Jean Dodal's Marseille deck is officially my third set of tarot cards. One of my spirits has been pushing me towards the Marseille tarot for some time, and thankfully The Hermit's Lamp in Toronto imports various decks of that style from France. I am very picky about which tarot decks I use (I've been reading tarot for seven years now and I've only owned two decks in that time) and choosing between all the various kinds of Marseille decks was difficult. The Dodal one won me over with its strange and uncomfortable, unconventional quirks.
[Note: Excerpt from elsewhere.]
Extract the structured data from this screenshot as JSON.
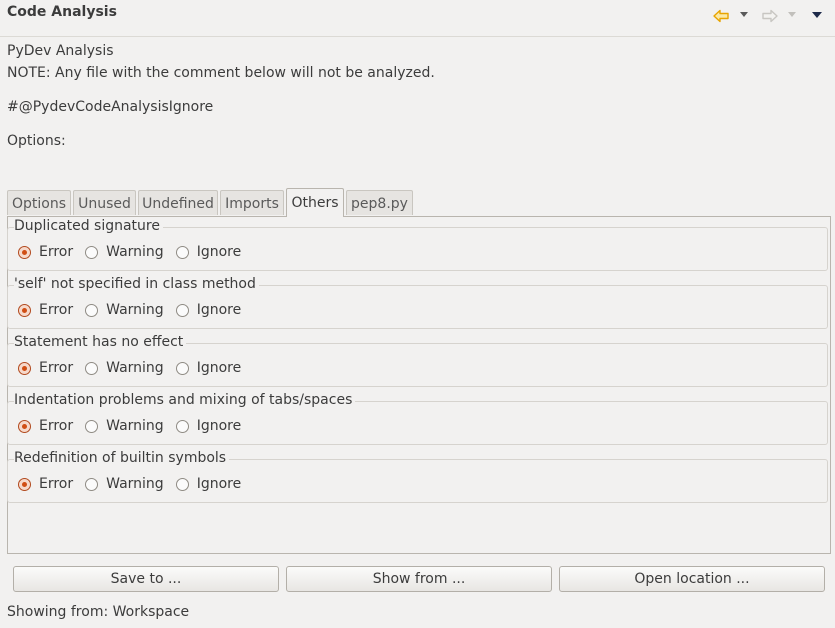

So I picked up Yoav Ben-Dov's Tarot: The Open Reading and Camelia Elias' Marseille Tarot: Towards the Art of Reading and read through them both today. No form of cartomancy has ever felt so natural. Even with the Thoth deck I would rarely keep myself contained to spreads, constantly adding on new cards in weird positions to qualify and elaborate on the things I scryed, but with the Marseille tarot everything flows with uncanny clarity. My first reading was so ridiculously insightful. I surprised myself with how quickly and easily it came to me. I'm well familiar with the meanings of the individual cards, but tracking where the characters were looking, what they seemed to be doing, whether they were distant or close, what each particular aspect of the drawing meant for that instance, and so on came like the easiest thing in the world.
I admit I was initially put off by the "simplistic" drawings and colours of Marseille-style decks, and so buying one along with accompanying books was a bit of a leap of faith. The spirit who was very keen on seeing me practice it is now happily smirking. I thought I would find it interesting and useful but ultimately secondary to my preferred decks, but now it almost feels like I can't go back, haha. I can see why it's easy to go downright evangelical for Marseille.
I think everyone needs to try the Marseille tarot at least once. But definitely get the two books. They will change the way you read tarot no matter which deck you use.